De vermogensetikettering is een lastige zaak omdat de gevolgen van een keuze vaak pas jaren later duidelijk zijn. Volgens de Hoge Raad is bij de beantwoording van de vraag of en in hoeverre een pand deel uitmaakt van het ondernemingsvermogen de wil van de ondernemer beslissend, tenzij hij daardoor de grenzen der redelijkheid overschrijdt. Dat doet zich voor wanneer hij een deel van een juridisch niet gesplitst pand tot zijn ondernemingsvermogen rekent, terwijl dat gedeelte zelfstandig rendabel is te maken, de ondernemer het uitsluitend voor zelfbewoning gebruikt en het niet dienstbaar is aan de onderneming.
Een ondernemer die in een grijs verleden twee splitsbare maar niet gesplitste panden had gekocht, gebruikte de op de begane grond gelegen gedeelten voor zijn onderneming. De beide bovenverdiepingen werden niet binnen de onderneming gebruikt en evenmin als eigen woonruimte, maar werden als woonruimte verhuurd aan derden. De ondernemer had in het verleden beide panden in hun geheel als ondernemingsvermogen aangemerkt, maar wilde voor wat betreft de bovenwoningen op die keuze terugkomen omdat hij meende dat sprake was van verplicht privévermogen.
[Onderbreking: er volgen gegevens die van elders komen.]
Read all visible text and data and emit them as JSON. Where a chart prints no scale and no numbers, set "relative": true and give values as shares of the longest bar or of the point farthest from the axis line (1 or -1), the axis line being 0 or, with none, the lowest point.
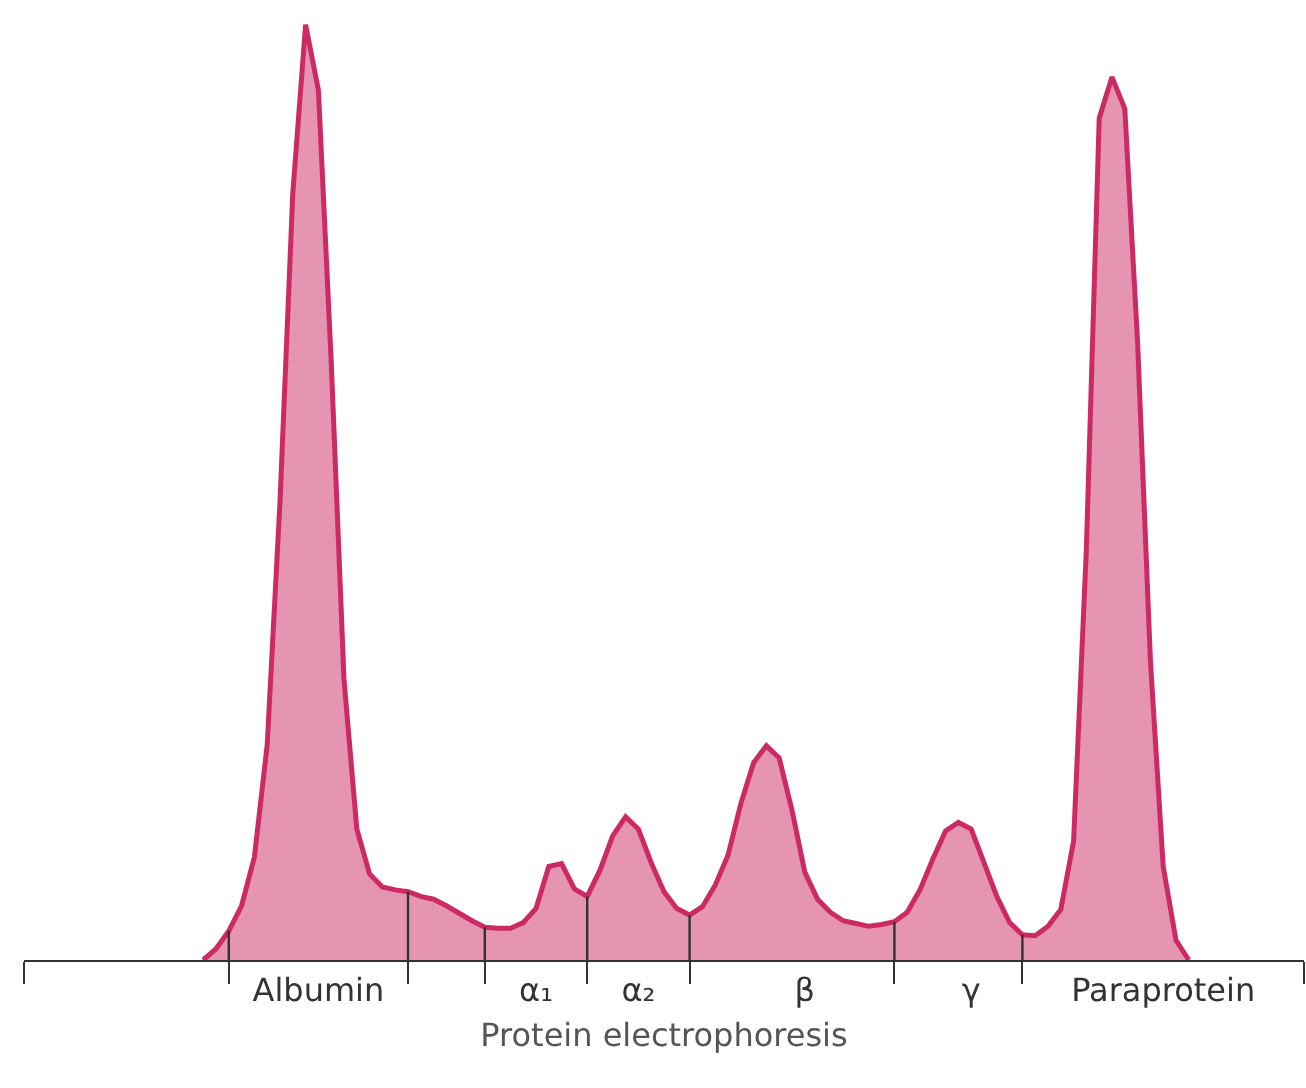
{
  "chart_data": {
    "type": "area",
    "relative": true,
    "xlabel": "Protein electrophoresis",
    "categories": [
      null,
      null,
      null,
      null,
      null,
      null,
      null,
      null,
      null,
      null,
      null,
      null,
      null,
      null,
      null,
      null,
      null,
      null,
      null,
      null,
      null,
      null,
      null,
      "Albumin",
      null,
      null,
      null,
      null,
      null,
      null,
      null,
      null,
      null,
      null,
      null,
      null,
      null,
      null,
      null,
      null,
      "α₁",
      null,
      null,
      null,
      null,
      null,
      null,
      null,
      "α₂",
      null,
      null,
      null,
      null,
      null,
      null,
      null,
      null,
      null,
      null,
      null,
      null,
      "β",
      null,
      null,
      null,
      null,
      null,
      null,
      null,
      null,
      null,
      null,
      null,
      null,
      "γ",
      null,
      null,
      null,
      null,
      null,
      null,
      null,
      null,
      null,
      null,
      null,
      null,
      null,
      null,
      "Paraprotein",
      null,
      null,
      null,
      null,
      null,
      null,
      null,
      null,
      null,
      null,
      null
    ],
    "series": [
      {
        "color": "#cc2a64",
        "values": [
          null,
          null,
          null,
          null,
          null,
          null,
          null,
          null,
          null,
          null,
          null,
          null,
          null,
          null,
          0,
          0.012,
          0.031,
          0.058,
          0.11,
          0.23,
          0.49,
          0.82,
          1,
          0.93,
          0.64,
          0.3,
          0.14,
          0.092,
          0.078,
          0.075,
          0.073,
          0.068,
          0.065,
          0.058,
          0.05,
          0.042,
          0.035,
          0.034,
          0.034,
          0.04,
          0.055,
          0.1,
          0.103,
          0.076,
          0.068,
          0.096,
          0.133,
          0.153,
          0.14,
          0.104,
          0.073,
          0.055,
          0.048,
          0.057,
          0.08,
          0.112,
          0.167,
          0.211,
          0.229,
          0.216,
          0.16,
          0.094,
          0.065,
          0.051,
          0.042,
          0.039,
          0.036,
          0.038,
          0.041,
          0.051,
          0.075,
          0.108,
          0.138,
          0.147,
          0.14,
          0.104,
          0.068,
          0.04,
          0.027,
          0.026,
          0.036,
          0.054,
          0.127,
          0.44,
          0.9,
          0.944,
          0.91,
          0.66,
          0.32,
          0.1,
          0.021,
          0,
          null,
          null,
          null,
          null,
          null,
          null,
          null,
          null,
          null
        ]
      }
    ]
  }
}
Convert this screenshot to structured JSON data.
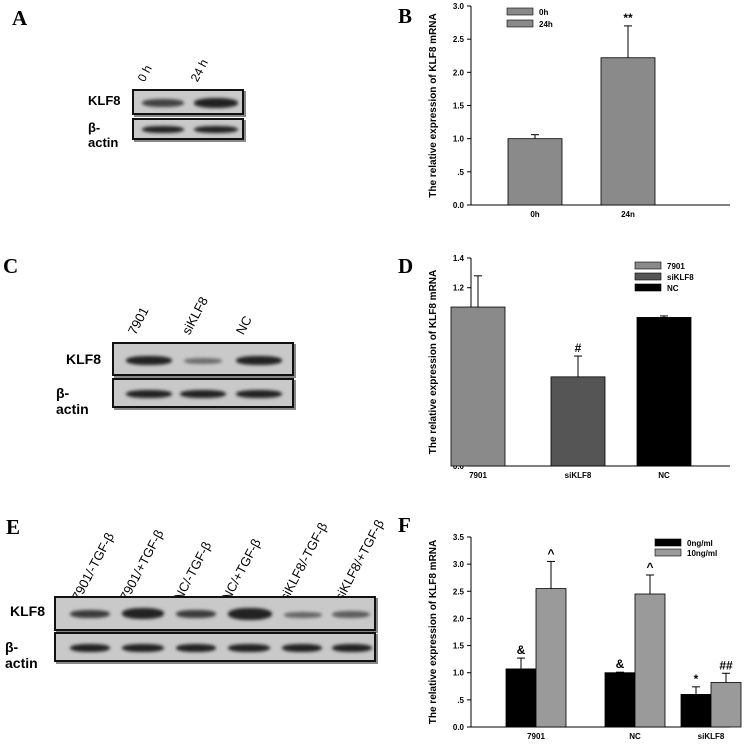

Hof Leeuwarden oordeelde dat de bovenverdiepingen niet voldeden aan de door de Hoge Raad aan de kwalificatie als verplicht privévermogen gestelde eis van gebruik voor zelfbewoning.
Het hof was verder van oordeel dat de verhuur aan derden een vorm van rendabel maken is waarvan de opbrengsten aan de onderneming ten goede kunnen komen. Daarmee waren de bovenverdiepingen dienstbaar aan de onderneming en terecht tot het ondernemingsvermogen gerekend.